Marzouki consideró esta narrativa como un “relato vacío”, recordando que la retirada española en el norte y en el sur permitió a Marruecos recuperar sus tierras de forma natural. “¿De dónde sacaron esta historia de colonización?”, preguntó.
Marzouki también abordó la situación de los retenidos en los campamentos de Tinduf, en Argelia, a quienes calificó de “rehenes”, víctimas de un sufrimiento perpetuado “de generación en generación”.
El político tunecino se preguntó cuál podrá ser su futuro mientras continúe, según él, el bloqueo impuesto por el régimen argelino.
Simplificando la esencia del conflicto, sostuvo que “la solución es simple”: una pequeña patria, la autonomía; una gran patria, el Reino de Marruecos; y una patria más vasta, el espacio magrebí.
Llamamiento al realismo político en Argelia
Comentando el voto de Argelia a favor de la última resolución del Consejo de Seguridad sobre Gaza, que refrenda el plan estadounidense, Marzouki afirmó que ese “realismo político” debería aplicarse también a la cuestión nacional marroquí.
A su juicio, la política del régimen argelino en el dossier del Sáhara marroquí “no lleva a ninguna parte” y ha conducido al país vecino a “un callejón sin salida” pese a las evoluciones internacionales.

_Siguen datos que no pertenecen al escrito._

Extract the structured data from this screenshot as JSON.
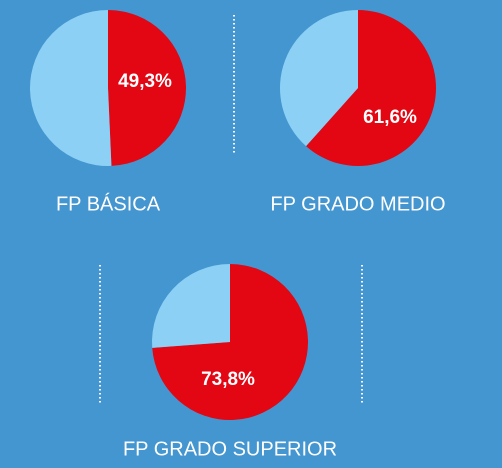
{
  "chart_data": [
    {
      "type": "pie",
      "title": "FP BÁSICA",
      "values": [
        49.3,
        50.7
      ],
      "value_labels": [
        "49,3%",
        null
      ],
      "colors": [
        "#e30613",
        "#8dd0f5"
      ]
    },
    {
      "type": "pie",
      "title": "FP GRADO MEDIO",
      "values": [
        61.6,
        38.4
      ],
      "value_labels": [
        "61,6%",
        null
      ],
      "colors": [
        "#e30613",
        "#8dd0f5"
      ]
    },
    {
      "type": "pie",
      "title": "FP GRADO SUPERIOR",
      "values": [
        73.8,
        26.2
      ],
      "value_labels": [
        "73,8%",
        null
      ],
      "colors": [
        "#e30613",
        "#8dd0f5"
      ]
    }
  ]
}
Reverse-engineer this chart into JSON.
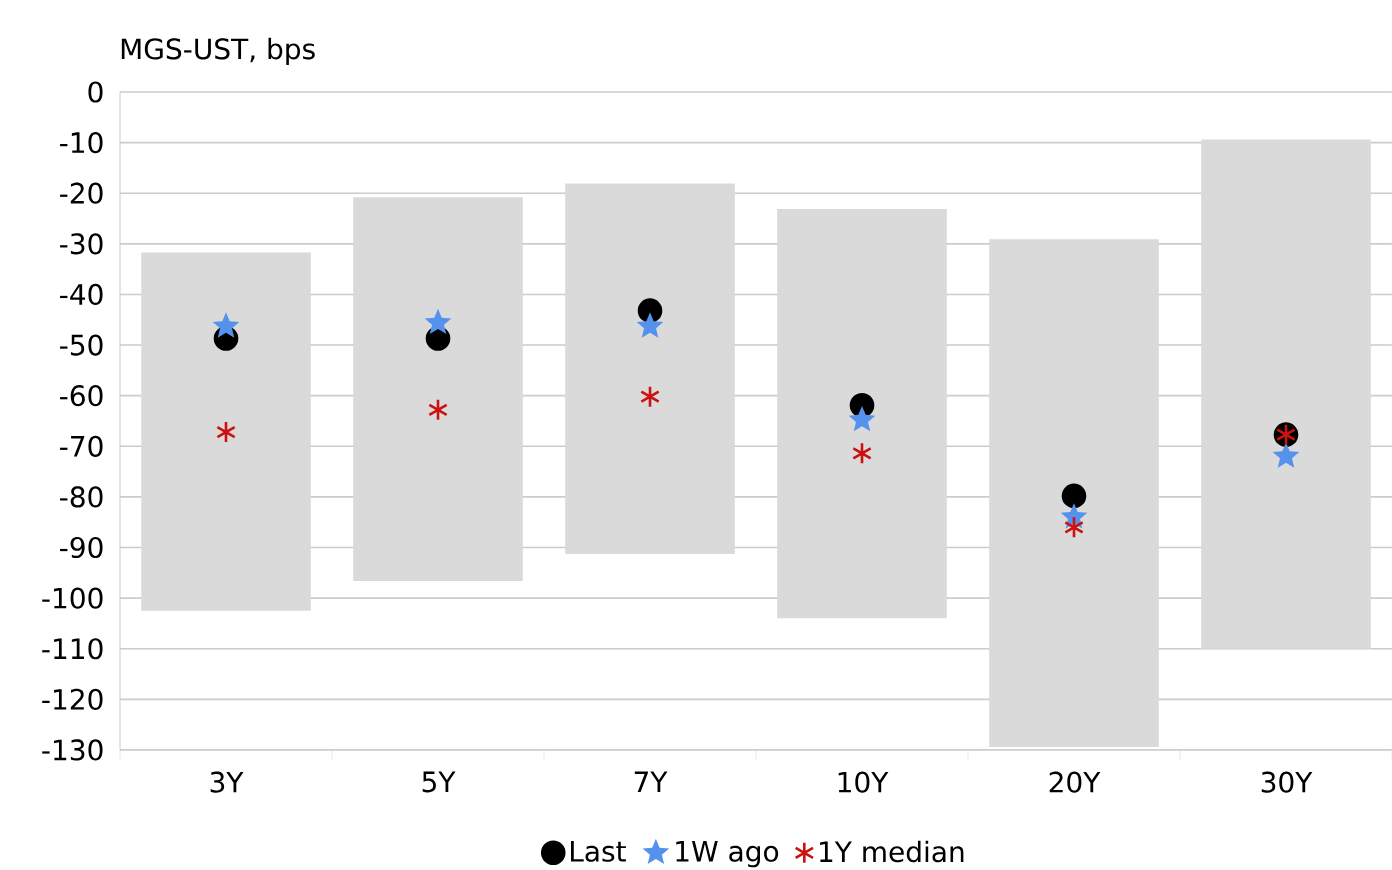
{
  "chart_data": {
    "type": "bar",
    "ylabel": "MGS-UST, bps",
    "categories": [
      "3Y",
      "5Y",
      "7Y",
      "10Y",
      "20Y",
      "30Y"
    ],
    "series": [
      {
        "color": "#dadada",
        "base": [
          -102.5,
          -96.6,
          -91.3,
          -104,
          -129.4,
          -110
        ],
        "values": [
          70.8,
          75.8,
          73.2,
          80.9,
          100.3,
          100.6
        ]
      },
      {
        "type": "scatter",
        "name": "Last",
        "color": "#000000",
        "marker": "circle",
        "values": [
          -48.7,
          -48.7,
          -43.2,
          -61.9,
          -79.8,
          -67.7
        ]
      },
      {
        "type": "scatter",
        "name": "1W ago",
        "color": "#5592ec",
        "marker": "star",
        "values": [
          -46.3,
          -45.6,
          -46.3,
          -64.8,
          -84,
          -72
        ]
      },
      {
        "type": "scatter",
        "name": "1Y median",
        "color": "#cc1111",
        "marker": "cross",
        "values": [
          -67.2,
          -62.8,
          -60.2,
          -71.4,
          -86,
          -67.7
        ]
      }
    ],
    "ylim": [
      -130,
      0
    ],
    "yticks": [
      0,
      -10,
      -20,
      -30,
      -40,
      -50,
      -60,
      -70,
      -80,
      -90,
      -100,
      -110,
      -120,
      -130
    ],
    "grid": "y",
    "legend": "bottom"
  }
}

El expresidente lamentó además el elevado costo de esta obstinación, tanto para Argelia como para el conjunto del Magreb. Subrayó que los recursos financieros que Argelia destina al Polisario podrían haber contribuido a mejorar la vida de su propio pueblo, especialmente en sectores sociales como la sanidad.
El impacto regional de un conflicto estancado
Marzouki advirtió sobre el peligro que representa la escalada presupuestaria militar de Argelia, alertando de que esta “política insensata” podría arrastrar a la región a escenarios riesgosos. También señaló que el bloqueo político del Magreb tiene un precio que pagan todos los pueblos de la región.
“Túnez ha pagado el precio”, dijo, recordando que su país, pese a contar con una industria importante, sigue limitado por un mercado interno demasiado reducido debido a la ausencia de integración magrebí.
Incluso a nivel internacional, afirmó, el dosier del Sáhara continúa pesando sobre Argelia, recordando que los BRICS rechazaron su candidatura “porque no quieren convertirse en plataforma para el discurso argelino sobre el Sàhara”.